Sicherheit statt Garantie

Von Stefan Nörtemann / 13. September 2017

„‘Keine Garantieleistung‘ bei der neuen Betriebsrente bedeutet ja auch keineswegs automatisch ‚keine Sicherheit‘.“

Diese Äußerung von Andrea Nahles fiel mir kürzlich ins Auge und ich dachte: Ja genau, dafür hat der Gesetzgeber uns ja ein ganzes Instrumentarium mit auf den Weg gegeben. Christian Weber hat die kollektiven Puffer und deren mögliche Wirkungsweise in seinem letzten Beitrag ausführlich erläutert. Bei Frau Nahles heißt es dann weiter unten:

„… haben die Sozialpartner die Freiheit und gleichzeitig die Verantwortung, in dem breiten Spektrum zwischen ‚hoher Sicherheit‘ und ‚hohen Ertragschancen‘ sachgerechte Entscheidungen zu treffen.“*

Wirkungsweise der Sicherungsinstrumente

Klar, die Verantwortung für die Gestaltung der Versorgungszusagen und deren Umsetzung liegt bei den Tarifvertragsparteien, also den Gewerkschaften und Arbeitgeberverbänden. Diese müssen auch darüber entscheiden, welche der obigen Instrumentarien angewandt und wie diese im Detail eingesetzt werden sollen. Wir sprechen hier von Kalibrierung und meinen damit etwa Festlegungen zu Fragen wie z.B. wie hoch die Sicherheitsbeiträge sein sollen.

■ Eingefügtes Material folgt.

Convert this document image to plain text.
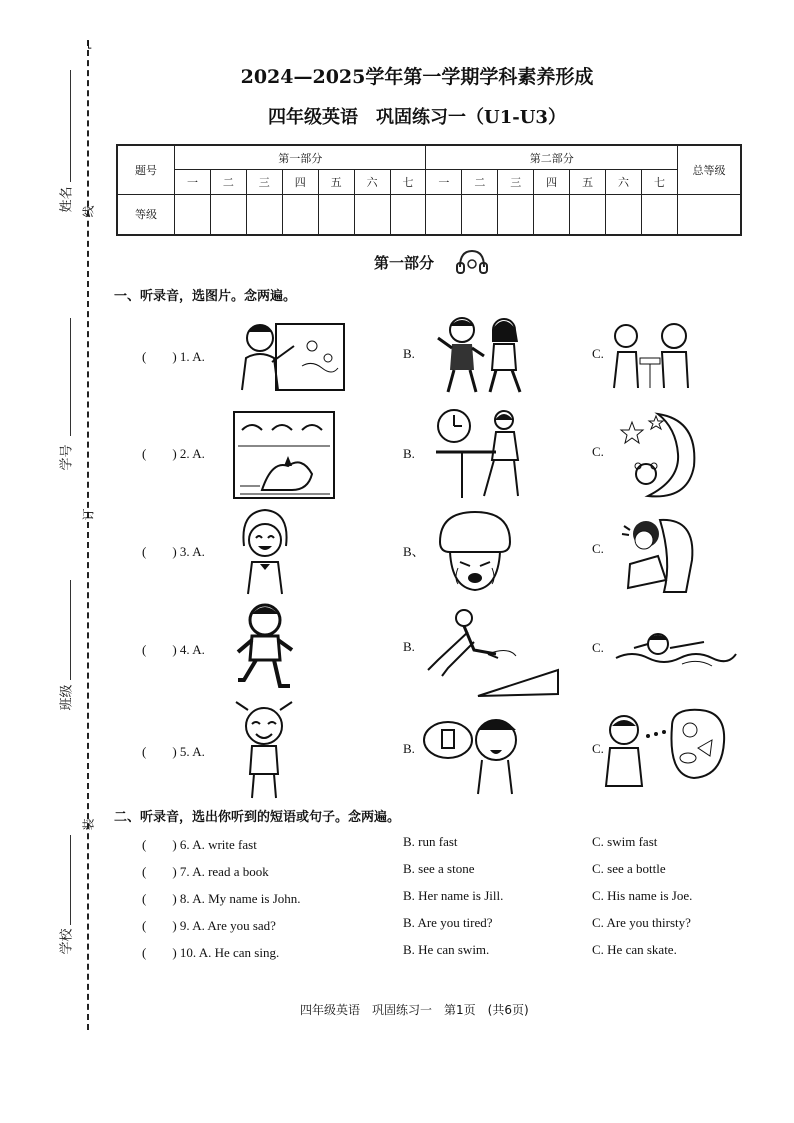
⌐
姓名 线
学号
订
班级
装
学校
2024—2025学年第一学期学科素养形成
四年级英语　巩固练习一（U1-U3）
题号	第一部分							第二部分							总等级
	一	二	三	四	五	六	七	一	二	三	四	五	六	七	
等级															
第一部分
一、听录音，选图片。念两遍。
(　　) 1. A.	B.	C.
(　　) 2. A.	B.	C.
(　　) 3. A.	B、	C.
(　　) 4. A.	B.	C.
(　　) 5. A.	B.	C.
二、听录音，选出你听到的短语或句子。念两遍。
(　　) 6. A. write fast	B. run fast	C. swim fast
(　　) 7. A. read a book	B. see a stone	C. see a bottle
(　　) 8. A. My name is John.	B. Her name is Jill.	C. His name is Joe.
(　　) 9. A. Are you sad?	B. Are you tired?	C. Are you thirsty?
(　　) 10. A. He can sing.	B. He can swim.	C. He can skate.
四年级英语　巩固练习一　第1页　(共6页)
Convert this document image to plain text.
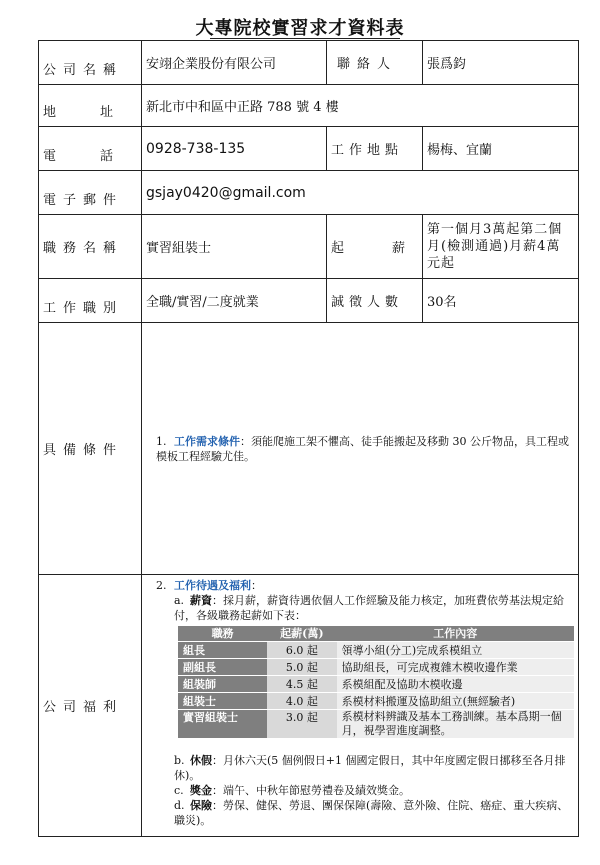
大專院校實習求才資料表
公司名稱	安翊企業股份有限公司	聯絡人	張爲鈞
地址	新北市中和區中正路 788 號 4 樓
電話	0928-738-135	工作地點	楊梅、宜蘭
電子郵件	gsjay0420@gmail.com
職務名稱	實習組裝士	起薪	第一個月3萬起第二個月(檢測通過)月薪4萬元起
工作職別	全職/實習/二度就業	誠徵人數	30名
具備條件	
1. 工作需求條件：須能爬施工架不懼高、徒手能搬起及移動 30 公斤物品，具工程或模板工程經驗尤佳。

公司福利	
2. 工作待遇及福利：
a. 薪資：採月薪，薪資待遇依個人工作經驗及能力核定，加班費依勞基法規定給付，各級職務起薪如下表：
職務	起薪(萬)	工作內容
組長	6.0 起	領導小組(分工)完成系模組立
副組長	5.0 起	協助組長，可完成複雜木模收邊作業
組裝師	4.5 起	系模組配及協助木模收邊
組裝士	4.0 起	系模材料搬運及協助組立(無經驗者)
實習組裝士	3.0 起	系模材料辨識及基本工務訓練。基本爲期一個月，視學習進度調整。
b. 休假：月休六天(5 個例假日+1 個國定假日，其中年度國定假日挪移至各月排休)。
c. 獎金：端午、中秋年節慰勞禮卷及績效獎金。
d. 保險：勞保、健保、勞退、團保保障(壽險、意外險、住院、癌症、重大疾病、職災)。
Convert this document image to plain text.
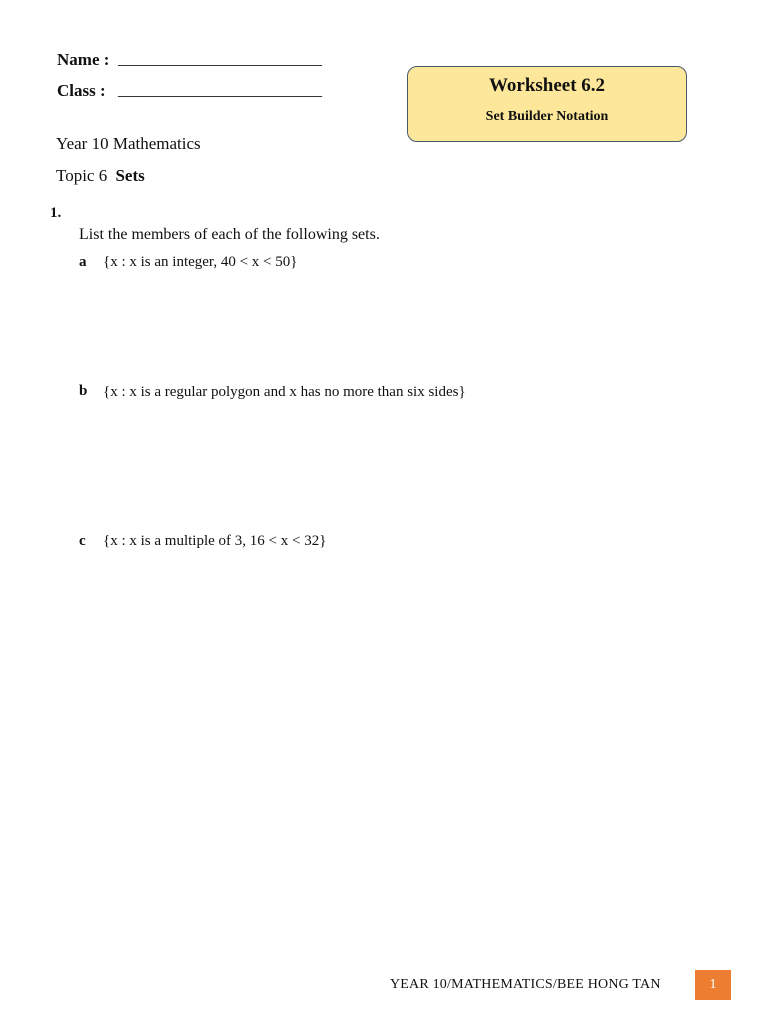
Name : ________________________
Class : ________________________	Worksheet 6.2
Set Builder Notation
Year 10 Mathematics
Topic 6 Sets
1.
List the members of each of the following sets.
a {x : x is an integer, 40 < x < 50}
b {x : x is a regular polygon and x has no more than six sides}
c {x : x is a multiple of 3, 16 < x < 32}
YEAR 10/MATHEMATICS/BEE HONG TAN	1
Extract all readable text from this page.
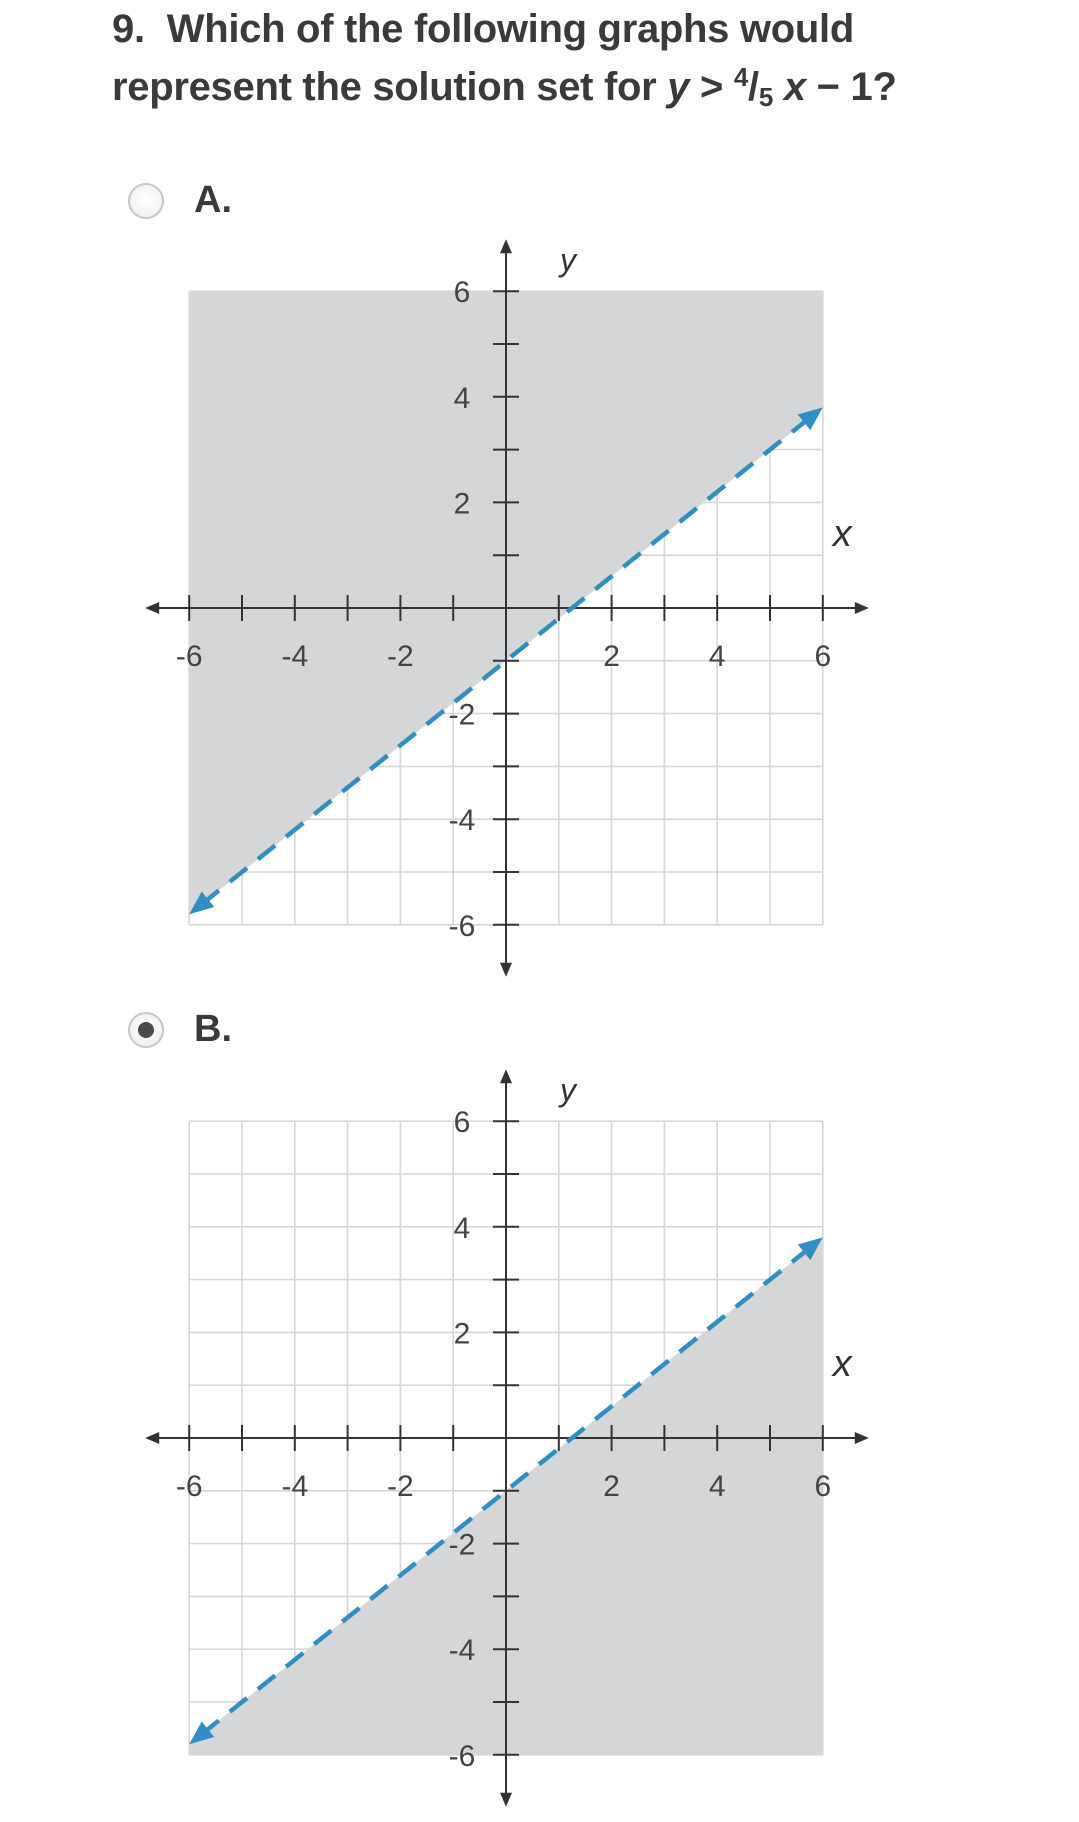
9. Which of the following graphs would
represent the solution set for $y > ^4/_5$ x − 1?
A.
-6	-4	-2	2	4	6
6
4
2
-2
-4
-6
x
y
B.
-6	-4	-2	2	4	6
6
4
2
-2
-4
-6
x
y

Um hier ihrer Verantwortung gerecht werden zu können müssen die Tarifparteien eine Idee von der Wirkungsweise der Instrumente haben. Mehr noch: sie müssen auch wissen, wie sich eine bestimmte Kalibrierung auswirkt und ob ggf. eine andere zu bevorzugen wäre. Und das alles mit Blick auf den Aspekt der Sicherheit.

Doch was bedeutet Sicherheit in diesem Zusammenhang?

Und wie kann sie gemessen werden? In meinem Beitrag zur „Wackelrente“ habe ich die Frage indirekt beantwortet, mit der (nicht formulierten, aber implizit vorausgesetzten) These: „Je unwahrscheinlicher Rentenkürzungen sind, desto sicherer ist die Rente!“

Die Unsicherheit, die aus dem Verbot von Garantien resultiert, besteht ja darin, dass laufende Renten in bestimmten Situationen gekürzt werden können, ja sogar müssen! Und die besprochenen Instrumente, wie implizite oder explizite Puffer sollen Rentenkürzungen nach Möglichkeit verhindern oder zumindest seltener machen.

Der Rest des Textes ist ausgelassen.